В душе Дженни проснулась легкая симпатия к этому подростку, неприязнь и отторжение отступили. Но опыт подсказывал, что до идиллического финала еще очень далеко.

— Кстати, о празднике, — сказала Дженни. — Может, позвать родственников твоей матери?

На лице у Элисон отразилось сомнение.

— Вы хотите пригласить их сюда?

— Да, ведь здесь теперь твой дом. Почему же не пригласить твоих близких? Мы хотим, чтобы это было настоящее семейное торжество, и с удовольствием примем их.

— Зачем?

— Затем же, зачем все люди зовут гостей на Рождество: это знак расположения, желание провести вместе теплый дружеский вечер. — Дженни надеялась, что голос ее не выдаст, но в нем уже звенели металлические нотки. Она чувствовала, что терпению скоро придет конец.

Она отвела взгляд от подноса с пирожками, над которыми трудилась как проклятая. Жалкие раскрошившиеся остатки. Даже то, что не было надкушено, выглядело неаппетитно.

— Люди не за этим устраивают рождественские вечеринки, — заявила Элисон. — Это все для показухи.

Дженни сняла туфли и села за стол. Она потянулась к идеально скрученному рулетику с изысканной начинкой. Он был очень вкусным.

— Ты так думаешь? — обратилась она к падчерице.

— Я не думаю. Я знаю.

Дженни подсчитала в уме: сейчас девочке четырнадцать. Вероятно, она будет жить с ними до восемнадцатилетия. Если, бог даст, Элисон не выгонят и из этой школы, то терпеть ее придется только в каникулы. Четверо летних каникул, четыре Пасхи, четыре Рождества. Тимми придется расти рядом с этой капризной девчонкой. Он будет все понимающим семилетним мальчиком, когда она покинет этот дом. Сидящая за ее столом строптивая особа отравит Дженни четыре года жизни. Она задумалась: «Как бы я поступила, если бы это была рабочая проблема?» Но рационального ответа не было. Если бы Элисон упрямилась и бунтовала открыто, ее можно было бы круто осадить, да и вообще послать отсюда подальше. Дженни прикидывала, не сказать ли прямо этой всем недовольной девице, что вообще-то жизнь не всегда радует нас, как букет фиалок, а иногда и жалит, как крапива. И вообще не все обязаны думать только о том, чтобы ей было хорошо: каждый заботится о своем благополучии. Но нет, Дженни достаточно знала подростков: они не понимают таких увещеваний, у них нет того опыта, которым обладает зрелая женщина. Многие сверстники Элисон просто игнорировали слова взрослых, пожимая плечами: «И что из того?»
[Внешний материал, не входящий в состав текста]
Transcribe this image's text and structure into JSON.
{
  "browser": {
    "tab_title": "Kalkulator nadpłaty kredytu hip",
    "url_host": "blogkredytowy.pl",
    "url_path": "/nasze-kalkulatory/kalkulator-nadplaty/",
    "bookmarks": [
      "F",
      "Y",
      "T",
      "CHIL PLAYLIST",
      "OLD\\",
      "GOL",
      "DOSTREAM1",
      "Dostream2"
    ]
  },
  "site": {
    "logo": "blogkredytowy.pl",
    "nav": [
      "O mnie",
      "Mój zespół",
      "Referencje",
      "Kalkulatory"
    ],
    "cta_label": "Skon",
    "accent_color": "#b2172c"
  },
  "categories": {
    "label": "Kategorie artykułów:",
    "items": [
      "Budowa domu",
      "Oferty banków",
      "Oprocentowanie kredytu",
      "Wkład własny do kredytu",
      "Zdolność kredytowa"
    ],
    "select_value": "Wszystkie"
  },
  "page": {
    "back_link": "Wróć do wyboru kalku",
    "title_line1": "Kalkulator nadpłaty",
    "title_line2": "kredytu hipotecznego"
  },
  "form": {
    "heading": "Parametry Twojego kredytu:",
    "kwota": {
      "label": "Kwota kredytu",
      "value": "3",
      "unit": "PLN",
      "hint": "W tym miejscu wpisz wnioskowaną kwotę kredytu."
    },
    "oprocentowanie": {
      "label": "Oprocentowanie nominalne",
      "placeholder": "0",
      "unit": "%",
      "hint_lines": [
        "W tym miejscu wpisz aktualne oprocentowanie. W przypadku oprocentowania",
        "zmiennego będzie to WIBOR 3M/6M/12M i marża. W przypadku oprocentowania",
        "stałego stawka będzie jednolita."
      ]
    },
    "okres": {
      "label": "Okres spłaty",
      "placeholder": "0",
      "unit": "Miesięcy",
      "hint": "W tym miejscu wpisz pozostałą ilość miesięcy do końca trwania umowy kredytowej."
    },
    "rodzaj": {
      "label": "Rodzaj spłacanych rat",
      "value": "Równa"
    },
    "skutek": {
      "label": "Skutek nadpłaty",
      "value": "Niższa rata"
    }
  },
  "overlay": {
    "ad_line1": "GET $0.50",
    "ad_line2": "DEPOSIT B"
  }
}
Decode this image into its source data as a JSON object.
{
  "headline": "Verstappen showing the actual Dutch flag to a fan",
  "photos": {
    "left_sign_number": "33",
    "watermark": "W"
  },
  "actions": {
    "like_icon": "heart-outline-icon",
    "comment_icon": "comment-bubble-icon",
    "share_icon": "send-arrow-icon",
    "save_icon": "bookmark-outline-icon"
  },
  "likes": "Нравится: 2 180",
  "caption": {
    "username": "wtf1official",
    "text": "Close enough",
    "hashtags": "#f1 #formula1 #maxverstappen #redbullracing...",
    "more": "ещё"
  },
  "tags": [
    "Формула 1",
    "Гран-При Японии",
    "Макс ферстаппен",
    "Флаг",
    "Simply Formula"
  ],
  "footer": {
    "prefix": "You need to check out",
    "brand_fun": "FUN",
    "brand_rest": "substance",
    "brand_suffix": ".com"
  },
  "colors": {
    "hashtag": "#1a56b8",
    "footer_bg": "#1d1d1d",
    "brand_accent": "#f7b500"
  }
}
Потом Дженни стала думать о дружбе. Ценно ли это для Элисон? Может, предложить ей какой-нибудь смешной и торжественный ритуал — смешать кровь из ранки и дать обет взаимной поддержки при любых обстоятельствах?

Но тут она вспомнила, как девочку характеризовали в школе. Увы, везде отмечали, что все школьные правила и договоренности были ей безразличны. Даже те, которые уважали и соблюдали другие дети. Нет, предлагать ей равенство и братство — безнадежное дело.

Дженни съела пятый пирожок, думая о том, что это соответствует пятнадцати минутам ее предрассветного труда. Скоро придет Дэвид. Он устал и захочет вечером отдохнуть и расслабиться. А она после возвращения домой еще не повидала своего дорогого Тимми!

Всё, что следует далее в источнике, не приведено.